Log Cache Caching Duration |
|
---|---|
Description | The Log Cache Caching Duration indicator shows the age in milliseconds of the oldest data point stored in Log Cache. Log Cache stores all messages that are passed through the Firehose in an ephemeral in-memory store. The size of this store and the cache duration are dependent on the amount of memory available on the Log Cache VM. |
Source ID | log_cache |
Metrics | log_cache_cache_period |
Recommended thresholds | Scale indicator: Scale the Log Cache VMs when the log_cache_cache_period metric drops below 900000 milliseconds. |
How to scale | Increase the number of Log Cache VMs in the Resource Config pane of the TAS for VMs tile, or choose a VM type that provides more memory. |
Additional details | Type: Gauge Frequency: Emitted every 15 s Applies to: cf:log-cache |
There is one key capacity scaling indicator VMware recommends for Gorouter performance.
The following metric appears in the Firehose in two different formats. The following table lists both formats.
Gorouter VM CPU Utilization |
|
---|---|
Description | The Gorouter VM CPU Utilization indicator shows how much of a Gorouter VM's CPU is being used. High CPU utilization of the Gorouter VMs can increase latency and cause requests per second to decrease. |
Source ID | cpu |
Metrics | user |
Recommended thresholds | Scale indicator: ≥ 60% If alerting: Yellow warning: ≥ 60% Red critical: ≥ 70% |
How to scale | Scale the Gorouters horizontally or vertically by editing the Router VM in the Resource Config pane of the TAS for VMs tile. |
Additional details | Type: Gauge (float) Frequency: Emitted every 60 s Applies to: cf:router |
There is one key capacity scaling indicator VMware recommends for UAA performance.

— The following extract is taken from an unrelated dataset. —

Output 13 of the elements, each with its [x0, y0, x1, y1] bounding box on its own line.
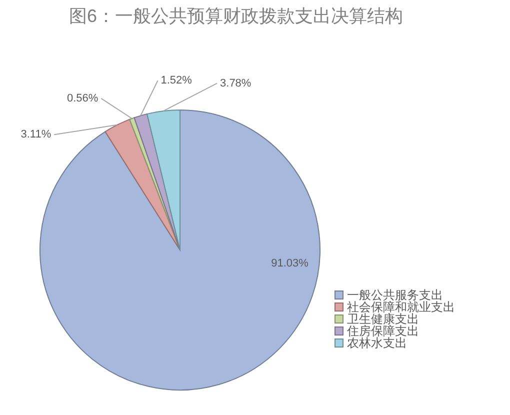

The following metric appears in the Firehose in two different formats. The following table lists both formats.
UAA VM CPU Utilization |
|
---|---|
Description | The UAA VM CPU Utilization indicator shows how much of the UAA VM's CPU is used. High CPU utilization of the UAA VMs can cause requests per second to decrease. |
Source ID | cpu |
Metrics | user |
Recommended thresholds | Scale indicator: ≥ 80% If alerting: Yellow warning: ≥ 80% Red critical: ≥ 90% |
How to scale | Scale UAA horizontally or vertically. To scale UAA, navigate to the Resource Config pane of the TAS for VMs tile and edit the number of your UAA VM instances or change the VM type to a type that uses more CPU cores. |
Additional details | Type: Gauge (float) Frequency: Emitted every 60 s Applies to: cf:uaa |
There is one key capacity scaling indicator for external S3 external storage.
This metric is only relevant if your deployment does not use an external S3 repository for external storage with no capacity constraints.
The following metric appears in the Firehose in two different formats. The following table lists both formats.
External S3 External Storage |
|
---|---|
Description | The External S3 External Storage indicator shows the percentage of persistent disk used. If applicable: Monitor the percentage of persistent disk used on the VM for the NFS Server job. If you do not use an external S3 repository for external storage with no capacity constraints, you must monitor the TAS for VMs object store to push new app and buildpacks. |
Source ID | disk |
Metrics | persistent.percent |
Recommended thresholds | ≥ 75% |
How to scale | Give your NFS Server additional persistent disk resources. If you use an internal NFS/WebDAV backed blobstore, consider scaling the persistent disk when it reaches 75% capacity. |
Additional details | Type: Gauge (%) Applies to: cf:nfs_server |